Мне захотелось рассказать об этом; мне хотелось говорить обо всем этом с людьми, которые, в отличие от Жака, договаривали свои фразы до конца. Я жадно искала знакомств. В Сент-Мари я вызывала своих приятельниц на откровенность, но среди них решительно не было ни одной, кто меня бы заинтересовал. С гораздо большим удовольствием я беседовала в Бельвиле с Сюзанной Буаг. У нее были русые, ровно подстриженные волосы, высокий лоб, светло-светло-голубые глаза; во всем ее облике чувствовалась какая-то неустрашимость. Она зарабатывала на жизнь, работая директором Центра, о котором я уже рассказывала; ее возраст, независимость, ответственная работа, авторитет делали ее человеком достаточно влиятельным. Она была верующей, но дала мне понять, что ее отношения с Богом не так уж просты. В литературе наши вкусы практически совпадали. Я с удовлетворением отметила, что она не обманывается ни на счет Команд, ни на счет «действия» вообще. Она призналась мне, что тоже хотела бы жить, а не спать, но тоже отчаялась найти на земле что-то кроме наркотиков.

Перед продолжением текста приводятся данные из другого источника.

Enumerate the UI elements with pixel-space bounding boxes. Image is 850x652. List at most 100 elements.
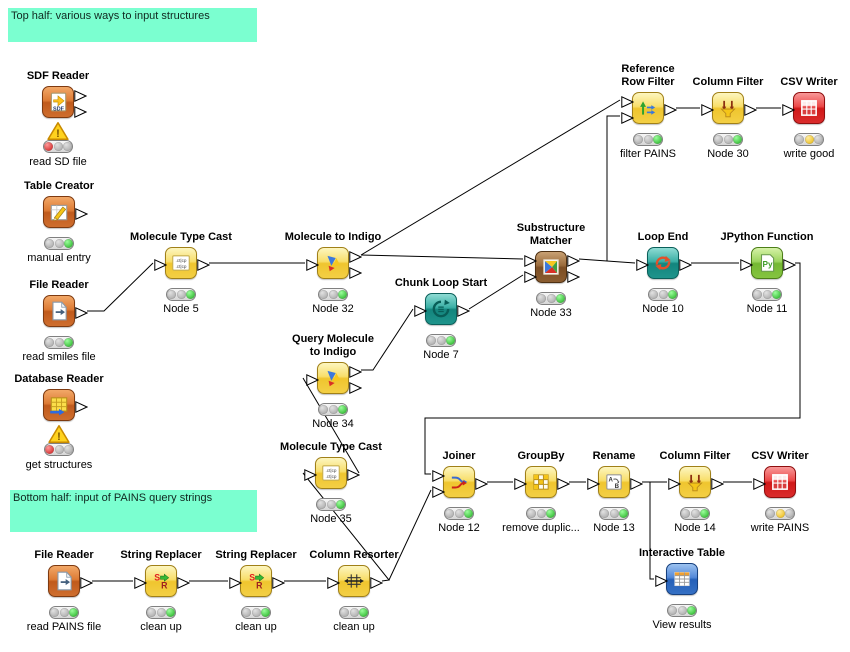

Поскольку нас обеих отличало здоровье и жажда жизни, разговоры наши, с привкусом разочарованности, не только не угнетали меня, но даже, напротив, ободряли. Расставшись с ней, я энергично шагала по по Бютт-Шомон. Сюзанна, как и я, хотела отыскать свое место в этом мире. Она поехала в Берк и там познакомилась с почти святой, отдавшей жизнь уходу за лежачими больными. По возвращении она решительно заявила: «Святость — это не мой путь». В начале весны она влюбилась с первого взгляда в молодого и очень набожного сотрудника Команд; они решили пожениться. Обстоятельства складывались так, что им нужно было ждать два года, но, когда люди любят друг друга, сказала Сюзанна, время не имеет значения. Она светилась счастьем. Я была ошеломлена, когда несколько недель спустя она сообщила, что порвала со своим женихом. Между ними существовало слишком сильное физическое влечение, и молодого человека испугала страстность их поцелуев. Он предложил Сюзанне, ради целомудрия, расстаться на некоторое время. Она предпочла поставить на их отношениях крест. Эта история казалась мне странной, я так до конца и не смогла ее разгадать. Но разочарование Сюзанны тронуло меня, и я с уважением взирала на те усилия, которые она прилагала, чтобы его пережить.